Thomas Rogers, representing Rabbi Dan Fink of Boise’s Congregation Ahavath Beth Israel, said the bill would cause legal problems for observant Jewish couples whose civil divorces are based on rulings from a bet din, or religious court, either here or in Israel. “The measure is redundant, unnecessary and harmful to religion,” Rogers said. “We therefore urge the State Affairs Committee to reject this ill-advised legislation.” Rep. Brent Crane, R-Nampa, hotly disputed Rogers’ comment, saying, “I don’t think you’ll find a committee in this body that is so pro-religion,” and Rep. Pete Nielsen, R-Mountain Home, told Rogers that by his reading of the bill, “It is out of the question, it will not happen according to this bill.” Rogers responded, “I hope that’s true.”
Dan Anderson, the adoptive father of three children from Uganda, fought back tears. He said an American court could only recognize the international adoption after a Ugandan court ruled in favor of it. “They could not rely on that ruling by the Ugandan court if this legislation passed,” he said. When Nielsen told Anderson the bill wouldn’t affect that, Anderson said, “My reading of the attorney general’s letter and specifically the documentation of that calls that into question.”

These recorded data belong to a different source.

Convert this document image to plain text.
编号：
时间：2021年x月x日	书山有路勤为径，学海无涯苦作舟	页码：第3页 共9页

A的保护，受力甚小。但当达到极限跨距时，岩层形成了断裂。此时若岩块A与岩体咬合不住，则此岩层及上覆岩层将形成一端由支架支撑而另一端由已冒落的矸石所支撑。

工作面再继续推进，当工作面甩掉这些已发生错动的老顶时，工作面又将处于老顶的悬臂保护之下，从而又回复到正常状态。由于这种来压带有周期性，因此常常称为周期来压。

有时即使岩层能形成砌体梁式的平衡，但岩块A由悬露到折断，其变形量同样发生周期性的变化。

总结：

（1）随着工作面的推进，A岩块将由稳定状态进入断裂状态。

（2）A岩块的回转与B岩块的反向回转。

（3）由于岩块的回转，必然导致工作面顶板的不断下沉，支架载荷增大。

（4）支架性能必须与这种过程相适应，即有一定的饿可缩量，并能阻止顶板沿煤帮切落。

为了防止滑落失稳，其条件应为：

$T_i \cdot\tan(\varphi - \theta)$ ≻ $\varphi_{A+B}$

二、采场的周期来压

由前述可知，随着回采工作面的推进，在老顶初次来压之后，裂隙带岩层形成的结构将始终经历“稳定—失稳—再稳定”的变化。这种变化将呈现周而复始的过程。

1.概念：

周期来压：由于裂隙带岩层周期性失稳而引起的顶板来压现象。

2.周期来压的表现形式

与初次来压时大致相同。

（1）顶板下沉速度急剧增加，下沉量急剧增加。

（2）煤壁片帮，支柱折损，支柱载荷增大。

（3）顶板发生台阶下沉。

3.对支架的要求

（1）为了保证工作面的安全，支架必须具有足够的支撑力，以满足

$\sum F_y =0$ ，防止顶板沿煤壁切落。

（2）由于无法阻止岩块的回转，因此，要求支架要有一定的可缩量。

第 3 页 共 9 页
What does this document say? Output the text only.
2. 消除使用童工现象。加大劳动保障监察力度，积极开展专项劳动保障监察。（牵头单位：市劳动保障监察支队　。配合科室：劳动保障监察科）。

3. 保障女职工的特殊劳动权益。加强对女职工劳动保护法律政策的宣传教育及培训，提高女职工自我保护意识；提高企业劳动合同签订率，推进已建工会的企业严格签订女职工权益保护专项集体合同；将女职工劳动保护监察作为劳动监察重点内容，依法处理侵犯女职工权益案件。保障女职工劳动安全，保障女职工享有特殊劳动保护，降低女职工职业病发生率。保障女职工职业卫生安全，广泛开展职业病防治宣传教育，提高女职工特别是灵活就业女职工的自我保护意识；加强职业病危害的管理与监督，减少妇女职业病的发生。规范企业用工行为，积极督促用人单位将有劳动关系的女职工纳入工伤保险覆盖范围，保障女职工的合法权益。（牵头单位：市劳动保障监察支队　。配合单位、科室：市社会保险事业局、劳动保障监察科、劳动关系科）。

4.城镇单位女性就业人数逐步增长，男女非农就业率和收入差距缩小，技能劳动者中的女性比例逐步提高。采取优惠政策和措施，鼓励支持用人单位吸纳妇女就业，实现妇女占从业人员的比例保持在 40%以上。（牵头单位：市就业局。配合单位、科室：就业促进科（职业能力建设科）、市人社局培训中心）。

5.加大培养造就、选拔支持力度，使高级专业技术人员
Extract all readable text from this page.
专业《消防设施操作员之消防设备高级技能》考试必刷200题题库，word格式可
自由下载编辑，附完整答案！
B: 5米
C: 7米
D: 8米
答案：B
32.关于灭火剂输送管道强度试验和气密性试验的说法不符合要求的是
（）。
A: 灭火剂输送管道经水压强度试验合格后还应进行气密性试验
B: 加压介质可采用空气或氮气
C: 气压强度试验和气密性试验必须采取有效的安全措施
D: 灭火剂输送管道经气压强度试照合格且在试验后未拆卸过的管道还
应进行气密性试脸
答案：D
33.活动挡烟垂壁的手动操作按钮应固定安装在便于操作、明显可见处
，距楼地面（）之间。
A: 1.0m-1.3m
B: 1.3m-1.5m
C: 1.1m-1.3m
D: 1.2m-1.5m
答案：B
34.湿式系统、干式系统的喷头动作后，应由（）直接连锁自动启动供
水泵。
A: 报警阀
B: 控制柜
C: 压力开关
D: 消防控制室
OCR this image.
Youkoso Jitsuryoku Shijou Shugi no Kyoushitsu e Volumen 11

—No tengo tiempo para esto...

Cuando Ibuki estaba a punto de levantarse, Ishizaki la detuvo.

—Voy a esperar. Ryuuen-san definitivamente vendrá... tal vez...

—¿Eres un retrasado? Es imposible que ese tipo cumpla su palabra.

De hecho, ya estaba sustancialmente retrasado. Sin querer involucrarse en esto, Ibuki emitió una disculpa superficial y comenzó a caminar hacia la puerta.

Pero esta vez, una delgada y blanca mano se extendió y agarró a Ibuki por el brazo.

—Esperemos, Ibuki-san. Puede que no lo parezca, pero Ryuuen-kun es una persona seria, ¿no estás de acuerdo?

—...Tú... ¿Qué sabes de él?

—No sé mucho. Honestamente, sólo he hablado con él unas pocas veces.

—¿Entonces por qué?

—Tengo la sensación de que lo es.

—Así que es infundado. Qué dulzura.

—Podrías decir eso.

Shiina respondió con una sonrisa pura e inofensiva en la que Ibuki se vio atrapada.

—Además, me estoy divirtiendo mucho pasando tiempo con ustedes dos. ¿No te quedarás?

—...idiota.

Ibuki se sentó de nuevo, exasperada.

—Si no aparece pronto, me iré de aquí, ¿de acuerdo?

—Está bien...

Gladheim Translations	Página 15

Janelle Bettis Wise, who said she’s a “fifth-generation Idahoans and a committed Christian,” said, “I am worried that this law has unintended consequences. It may discourage international commerce that Idaho has worked so hard to achieve ... by rendering contracts void.” Also, she said, the bill casts “doubt on the international adoption that’s blessed me with my youngest child. ... I must know that my daughter’s legal foreign adoption will be given due deference by the Idaho courts.”
Kathy Griesmyer of the ACLU of Idaho said the bill would put Idaho families in an “untenable position” in family law cases and also interfere with international commerce, unless the country involved provides exactly the same legal and constitutional protections to its citizens as the United States.